Field Course: Transforming Health Care Delivery

Course Number 6219

Professor Robert S. Huckman
Associate Professor Ariel D. Stern

Fall, Q1Q2, 3 credits
Enrollment limited to 40

At the root of the transformation occurring in the health care industry-both in the United States and internationally-is the fundamental challenge of improving clinical outcomes while controlling costs. Addressing this challenge will require dramatic improvements in the processes by which care is delivered to patients. This will, in turn, involve changing the organization of delivery, developing new approaches to performance measurement, and reimagining the ways in which providers are paid. This course will equip students with the tools required to design and implement these improvements.

Career Focus

This course is appropriate for students interested in understanding and addressing the challenges facing health care delivery. Students may have career interests in organizations that provide health care or in firms that partner with, supply, consult to, or invest in such organizations.

Educational Objectives

This course will help students develop the managerial skills required to identify and implement transformational change. It will draw upon a range of approaches for improving value in healthcare delivery, including continuous improvement, organizational redesign, population health management, precision medicine, patient engagement, digital health, and payment reform. For each of these approaches, the course will emphasize the importance of identifying improvement targets, implementing relevant changes, and measuring their effects on performance. The field component of the course will allow students to apply course concepts and frameworks to a current challenge facing a Boston-based health care delivery organization.
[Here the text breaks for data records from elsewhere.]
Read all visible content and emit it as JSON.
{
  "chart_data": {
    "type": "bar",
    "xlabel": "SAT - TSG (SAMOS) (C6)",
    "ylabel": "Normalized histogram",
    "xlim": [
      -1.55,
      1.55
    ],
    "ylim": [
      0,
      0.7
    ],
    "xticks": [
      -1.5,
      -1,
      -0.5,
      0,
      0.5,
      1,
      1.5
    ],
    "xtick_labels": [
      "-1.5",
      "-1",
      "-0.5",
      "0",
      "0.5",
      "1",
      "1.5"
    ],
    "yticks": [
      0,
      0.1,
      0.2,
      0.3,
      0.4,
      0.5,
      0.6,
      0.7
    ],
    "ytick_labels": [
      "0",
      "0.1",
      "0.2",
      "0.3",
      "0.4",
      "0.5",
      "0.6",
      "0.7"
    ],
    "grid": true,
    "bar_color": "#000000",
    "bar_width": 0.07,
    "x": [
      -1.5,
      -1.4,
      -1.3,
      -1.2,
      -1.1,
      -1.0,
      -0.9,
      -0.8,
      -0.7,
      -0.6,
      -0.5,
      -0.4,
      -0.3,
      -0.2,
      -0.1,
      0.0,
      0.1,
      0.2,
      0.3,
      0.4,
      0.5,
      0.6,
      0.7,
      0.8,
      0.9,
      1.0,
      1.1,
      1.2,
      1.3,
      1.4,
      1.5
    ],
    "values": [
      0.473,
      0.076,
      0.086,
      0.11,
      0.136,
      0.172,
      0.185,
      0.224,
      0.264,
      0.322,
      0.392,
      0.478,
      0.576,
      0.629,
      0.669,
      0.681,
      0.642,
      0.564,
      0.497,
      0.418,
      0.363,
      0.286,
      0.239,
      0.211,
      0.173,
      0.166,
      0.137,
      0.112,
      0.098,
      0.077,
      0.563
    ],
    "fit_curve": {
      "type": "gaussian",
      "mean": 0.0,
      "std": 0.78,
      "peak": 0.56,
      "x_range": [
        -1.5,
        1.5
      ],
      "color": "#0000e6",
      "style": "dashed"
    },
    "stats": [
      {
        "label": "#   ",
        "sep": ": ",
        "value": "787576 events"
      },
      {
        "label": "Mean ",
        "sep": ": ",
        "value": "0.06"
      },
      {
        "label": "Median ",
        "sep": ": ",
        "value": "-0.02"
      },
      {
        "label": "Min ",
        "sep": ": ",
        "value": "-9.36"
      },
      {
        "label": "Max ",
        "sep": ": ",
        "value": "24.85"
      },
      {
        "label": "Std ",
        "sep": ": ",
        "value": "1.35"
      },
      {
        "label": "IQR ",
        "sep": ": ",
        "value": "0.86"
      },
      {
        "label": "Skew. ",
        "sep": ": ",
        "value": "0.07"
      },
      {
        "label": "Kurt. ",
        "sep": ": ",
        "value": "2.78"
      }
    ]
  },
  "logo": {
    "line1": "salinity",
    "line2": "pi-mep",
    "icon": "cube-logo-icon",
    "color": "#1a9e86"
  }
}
Course Content and Organization

This course includes approximately 14 in-class sessions during September and October and 2-3 additional in-class sessions (at the end of the term) for project updates and presentations. We expect that the course will use only 2 of the allocated Fridays for in-class sessions.  The remaining Fridays-as well as all class sessions during the month of November-will be reserved for project work.  The Final 2 class sessions (likely December 4 and 5) will require in-class attendance and be reserved for presentations.
The 14 in-class sessions during the first part of the course will largely involve case discussions, with several visits from case protagonists. Though the course is scheduled to meet from 1:15 PM to 3:15 PM, most of the class sessions during the first half of the course will end by 2:45 PM. We will occasionally use the full two hours to cover additional administrative items related to field projects.
The in-class sessions during the first half of the semester will be organized into three modules:

  1. Designing for Value-Based Health Care
  2. Implementing Improvement
  3. Rethinking Care Delivery

During the second part of the semester (i.e., after October), students will continue their work on Boston-based field projects in small teams. The course will not have required in-class sessions during the month of November. However, we will use 2 in-class sessions in December (likely December 4 and 5) for project presentations. Otherwise, students will have the flexibility to use the designated course time (or alternative times) for meeting with their project teams or partner organizations.
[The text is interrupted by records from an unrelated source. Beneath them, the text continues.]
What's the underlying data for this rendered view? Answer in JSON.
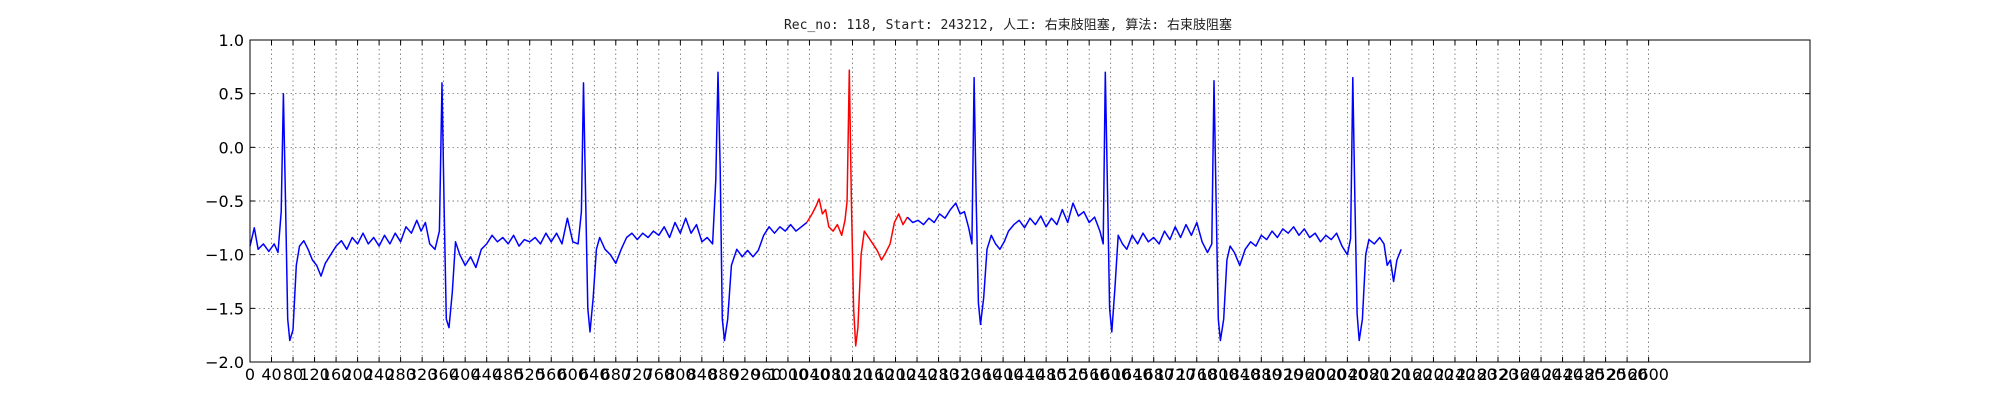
{
  "chart_data": {
    "type": "line",
    "title": "Rec_no: 118, Start: 243212, 人工: 右束肢阻塞, 算法: 右束肢阻塞",
    "xlabel": "",
    "ylabel": "",
    "xlim": [
      0,
      2900
    ],
    "ylim": [
      -2.0,
      1.0
    ],
    "grid": true,
    "y_ticks": [
      1.0,
      0.5,
      0.0,
      -0.5,
      -1.0,
      -1.5,
      -2.0
    ],
    "y_tick_labels": [
      "1.0",
      "0.5",
      "0.0",
      "−0.5",
      "−1.0",
      "−1.5",
      "−2.0"
    ],
    "x_ticks": [
      0,
      40,
      80,
      120,
      160,
      200,
      240,
      280,
      320,
      360,
      400,
      440,
      480,
      520,
      560,
      600,
      640,
      680,
      720,
      760,
      800,
      840,
      880,
      920,
      960,
      1000,
      1040,
      1080,
      1120,
      1160,
      1200,
      1240,
      1280,
      1320,
      1360,
      1400,
      1440,
      1480,
      1520,
      1560,
      1600,
      1640,
      1680,
      1720,
      1760,
      1800,
      1840,
      1880,
      1920,
      1960,
      2000,
      2040,
      2080,
      2120,
      2160,
      2200,
      2240,
      2280,
      2320,
      2360,
      2400,
      2440,
      2480,
      2520,
      2560,
      2600
    ],
    "x_tick_labels": [
      "0",
      "40",
      "80",
      "120",
      "160",
      "200",
      "240",
      "280",
      "320",
      "360",
      "400",
      "440",
      "480",
      "520",
      "560",
      "600",
      "640",
      "680",
      "720",
      "760",
      "800",
      "840",
      "880",
      "920",
      "960",
      "1000",
      "1040",
      "1080",
      "1120",
      "1160",
      "1200",
      "1240",
      "1280",
      "1320",
      "1360",
      "1400",
      "1440",
      "1480",
      "1520",
      "1560",
      "1600",
      "1640",
      "1680",
      "1720",
      "1760",
      "1800",
      "1840",
      "1880",
      "1920",
      "1960",
      "2000",
      "2040",
      "2080",
      "2120",
      "2160",
      "2200",
      "2240",
      "2280",
      "2320",
      "2360",
      "2400",
      "2440",
      "2480",
      "2520",
      "2560",
      "2600"
    ],
    "series": [
      {
        "color": "#0000ff",
        "points": [
          [
            0,
            -0.92
          ],
          [
            8,
            -0.75
          ],
          [
            15,
            -0.95
          ],
          [
            25,
            -0.9
          ],
          [
            35,
            -0.97
          ],
          [
            45,
            -0.9
          ],
          [
            52,
            -0.98
          ],
          [
            58,
            -0.6
          ],
          [
            62,
            0.5
          ],
          [
            66,
            -0.5
          ],
          [
            70,
            -1.6
          ],
          [
            74,
            -1.8
          ],
          [
            80,
            -1.7
          ],
          [
            86,
            -1.1
          ],
          [
            92,
            -0.92
          ],
          [
            100,
            -0.87
          ],
          [
            108,
            -0.95
          ],
          [
            116,
            -1.05
          ],
          [
            124,
            -1.1
          ],
          [
            132,
            -1.2
          ],
          [
            140,
            -1.08
          ],
          [
            150,
            -1.0
          ],
          [
            160,
            -0.92
          ],
          [
            170,
            -0.87
          ],
          [
            180,
            -0.95
          ],
          [
            190,
            -0.84
          ],
          [
            200,
            -0.9
          ],
          [
            210,
            -0.8
          ],
          [
            220,
            -0.9
          ],
          [
            230,
            -0.84
          ],
          [
            240,
            -0.92
          ],
          [
            250,
            -0.82
          ],
          [
            260,
            -0.9
          ],
          [
            270,
            -0.8
          ],
          [
            280,
            -0.88
          ],
          [
            290,
            -0.74
          ],
          [
            300,
            -0.8
          ],
          [
            310,
            -0.68
          ],
          [
            318,
            -0.78
          ],
          [
            326,
            -0.7
          ],
          [
            334,
            -0.9
          ],
          [
            344,
            -0.95
          ],
          [
            352,
            -0.78
          ],
          [
            357,
            0.6
          ],
          [
            361,
            -0.6
          ],
          [
            365,
            -1.6
          ],
          [
            370,
            -1.68
          ],
          [
            376,
            -1.35
          ],
          [
            382,
            -0.88
          ],
          [
            390,
            -1.0
          ],
          [
            400,
            -1.1
          ],
          [
            410,
            -1.02
          ],
          [
            420,
            -1.12
          ],
          [
            430,
            -0.95
          ],
          [
            440,
            -0.9
          ],
          [
            450,
            -0.82
          ],
          [
            460,
            -0.88
          ],
          [
            470,
            -0.84
          ],
          [
            480,
            -0.9
          ],
          [
            490,
            -0.82
          ],
          [
            500,
            -0.92
          ],
          [
            510,
            -0.86
          ],
          [
            520,
            -0.88
          ],
          [
            530,
            -0.84
          ],
          [
            540,
            -0.9
          ],
          [
            550,
            -0.8
          ],
          [
            560,
            -0.88
          ],
          [
            570,
            -0.8
          ],
          [
            580,
            -0.9
          ],
          [
            590,
            -0.66
          ],
          [
            600,
            -0.88
          ],
          [
            610,
            -0.9
          ],
          [
            616,
            -0.6
          ],
          [
            620,
            0.6
          ],
          [
            624,
            -0.5
          ],
          [
            628,
            -1.5
          ],
          [
            632,
            -1.72
          ],
          [
            638,
            -1.4
          ],
          [
            644,
            -0.95
          ],
          [
            650,
            -0.84
          ],
          [
            660,
            -0.95
          ],
          [
            670,
            -1.0
          ],
          [
            680,
            -1.08
          ],
          [
            690,
            -0.95
          ],
          [
            700,
            -0.84
          ],
          [
            710,
            -0.8
          ],
          [
            720,
            -0.86
          ],
          [
            730,
            -0.8
          ],
          [
            740,
            -0.84
          ],
          [
            750,
            -0.78
          ],
          [
            760,
            -0.82
          ],
          [
            770,
            -0.74
          ],
          [
            780,
            -0.84
          ],
          [
            790,
            -0.7
          ],
          [
            800,
            -0.8
          ],
          [
            810,
            -0.66
          ],
          [
            820,
            -0.8
          ],
          [
            830,
            -0.72
          ],
          [
            840,
            -0.88
          ],
          [
            850,
            -0.84
          ],
          [
            860,
            -0.9
          ],
          [
            866,
            -0.3
          ],
          [
            870,
            0.7
          ],
          [
            874,
            -0.2
          ],
          [
            878,
            -1.6
          ],
          [
            882,
            -1.8
          ],
          [
            888,
            -1.6
          ],
          [
            895,
            -1.1
          ],
          [
            905,
            -0.95
          ],
          [
            915,
            -1.02
          ],
          [
            925,
            -0.96
          ],
          [
            935,
            -1.02
          ],
          [
            945,
            -0.96
          ],
          [
            955,
            -0.82
          ],
          [
            965,
            -0.74
          ],
          [
            975,
            -0.8
          ],
          [
            985,
            -0.74
          ],
          [
            995,
            -0.78
          ],
          [
            1005,
            -0.72
          ],
          [
            1015,
            -0.78
          ],
          [
            1025,
            -0.74
          ],
          [
            1035,
            -0.7
          ]
        ]
      },
      {
        "color": "#ff0000",
        "points": [
          [
            1035,
            -0.7
          ],
          [
            1045,
            -0.62
          ],
          [
            1052,
            -0.55
          ],
          [
            1058,
            -0.48
          ],
          [
            1064,
            -0.62
          ],
          [
            1070,
            -0.58
          ],
          [
            1076,
            -0.74
          ],
          [
            1084,
            -0.78
          ],
          [
            1092,
            -0.72
          ],
          [
            1100,
            -0.82
          ],
          [
            1106,
            -0.68
          ],
          [
            1110,
            -0.5
          ],
          [
            1114,
            0.72
          ],
          [
            1118,
            -0.5
          ],
          [
            1122,
            -1.5
          ],
          [
            1126,
            -1.85
          ],
          [
            1130,
            -1.68
          ],
          [
            1136,
            -1.0
          ],
          [
            1142,
            -0.78
          ],
          [
            1150,
            -0.84
          ],
          [
            1158,
            -0.9
          ],
          [
            1166,
            -0.96
          ],
          [
            1174,
            -1.05
          ],
          [
            1182,
            -0.98
          ],
          [
            1190,
            -0.9
          ],
          [
            1198,
            -0.7
          ],
          [
            1206,
            -0.62
          ],
          [
            1214,
            -0.72
          ],
          [
            1222,
            -0.65
          ]
        ]
      },
      {
        "color": "#0000ff",
        "points": [
          [
            1222,
            -0.65
          ],
          [
            1232,
            -0.7
          ],
          [
            1242,
            -0.68
          ],
          [
            1252,
            -0.72
          ],
          [
            1262,
            -0.66
          ],
          [
            1272,
            -0.7
          ],
          [
            1282,
            -0.62
          ],
          [
            1292,
            -0.66
          ],
          [
            1302,
            -0.58
          ],
          [
            1312,
            -0.52
          ],
          [
            1320,
            -0.62
          ],
          [
            1328,
            -0.6
          ],
          [
            1336,
            -0.75
          ],
          [
            1342,
            -0.9
          ],
          [
            1346,
            0.65
          ],
          [
            1350,
            -0.5
          ],
          [
            1354,
            -1.45
          ],
          [
            1358,
            -1.65
          ],
          [
            1364,
            -1.4
          ],
          [
            1370,
            -0.95
          ],
          [
            1378,
            -0.82
          ],
          [
            1386,
            -0.9
          ],
          [
            1394,
            -0.95
          ],
          [
            1402,
            -0.88
          ],
          [
            1410,
            -0.78
          ],
          [
            1420,
            -0.72
          ],
          [
            1430,
            -0.68
          ],
          [
            1440,
            -0.75
          ],
          [
            1450,
            -0.66
          ],
          [
            1460,
            -0.72
          ],
          [
            1470,
            -0.64
          ],
          [
            1480,
            -0.74
          ],
          [
            1490,
            -0.66
          ],
          [
            1500,
            -0.72
          ],
          [
            1510,
            -0.58
          ],
          [
            1520,
            -0.7
          ],
          [
            1530,
            -0.52
          ],
          [
            1540,
            -0.64
          ],
          [
            1550,
            -0.6
          ],
          [
            1560,
            -0.7
          ],
          [
            1570,
            -0.65
          ],
          [
            1580,
            -0.78
          ],
          [
            1586,
            -0.9
          ],
          [
            1590,
            0.7
          ],
          [
            1594,
            -0.4
          ],
          [
            1598,
            -1.5
          ],
          [
            1602,
            -1.72
          ],
          [
            1608,
            -1.3
          ],
          [
            1614,
            -0.82
          ],
          [
            1622,
            -0.9
          ],
          [
            1630,
            -0.95
          ],
          [
            1640,
            -0.82
          ],
          [
            1650,
            -0.9
          ],
          [
            1660,
            -0.8
          ],
          [
            1670,
            -0.88
          ],
          [
            1680,
            -0.84
          ],
          [
            1690,
            -0.9
          ],
          [
            1700,
            -0.78
          ],
          [
            1710,
            -0.86
          ],
          [
            1720,
            -0.74
          ],
          [
            1730,
            -0.84
          ],
          [
            1740,
            -0.72
          ],
          [
            1750,
            -0.82
          ],
          [
            1760,
            -0.7
          ],
          [
            1770,
            -0.88
          ],
          [
            1780,
            -0.98
          ],
          [
            1788,
            -0.9
          ],
          [
            1792,
            0.62
          ],
          [
            1796,
            -0.5
          ],
          [
            1800,
            -1.6
          ],
          [
            1804,
            -1.8
          ],
          [
            1810,
            -1.6
          ],
          [
            1816,
            -1.05
          ],
          [
            1822,
            -0.92
          ],
          [
            1830,
            -0.98
          ],
          [
            1840,
            -1.1
          ],
          [
            1850,
            -0.95
          ],
          [
            1860,
            -0.88
          ],
          [
            1870,
            -0.92
          ],
          [
            1880,
            -0.82
          ],
          [
            1890,
            -0.86
          ],
          [
            1900,
            -0.78
          ],
          [
            1910,
            -0.84
          ],
          [
            1920,
            -0.76
          ],
          [
            1930,
            -0.8
          ],
          [
            1940,
            -0.74
          ],
          [
            1950,
            -0.82
          ],
          [
            1960,
            -0.76
          ],
          [
            1970,
            -0.84
          ],
          [
            1980,
            -0.8
          ],
          [
            1990,
            -0.88
          ],
          [
            2000,
            -0.82
          ],
          [
            2010,
            -0.86
          ],
          [
            2020,
            -0.8
          ],
          [
            2030,
            -0.92
          ],
          [
            2040,
            -1.0
          ],
          [
            2046,
            -0.85
          ],
          [
            2050,
            0.65
          ],
          [
            2054,
            -0.5
          ],
          [
            2058,
            -1.55
          ],
          [
            2062,
            -1.8
          ],
          [
            2068,
            -1.6
          ],
          [
            2074,
            -1.0
          ],
          [
            2080,
            -0.86
          ],
          [
            2090,
            -0.9
          ],
          [
            2100,
            -0.84
          ],
          [
            2108,
            -0.9
          ],
          [
            2114,
            -1.1
          ],
          [
            2120,
            -1.05
          ],
          [
            2126,
            -1.25
          ],
          [
            2132,
            -1.05
          ],
          [
            2140,
            -0.95
          ]
        ]
      }
    ]
  }
}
Project partners will include hospitals and other health care delivery organizations. Projects will be sourced for students by the faculty with students allocated to projects and teams based on preferences submitted early in the semester.

Students will be evaluated on the basis of class participation, a brief blog post, and the written and oral presentation of their field projects.

Note the following general information regarding EC field courses:
Due to the nature of some EC field courses students may be required to sign a legal agreement requested by project/business partner organizations. Additional requirements and documentation may also be requested of students by organizations. While students are typically not charged a course fee for taking an EC field course, it is possible that students will be responsible for minimal out-of-pocket costs (varies per course). Funding, however, is available to support local travel to partner locations.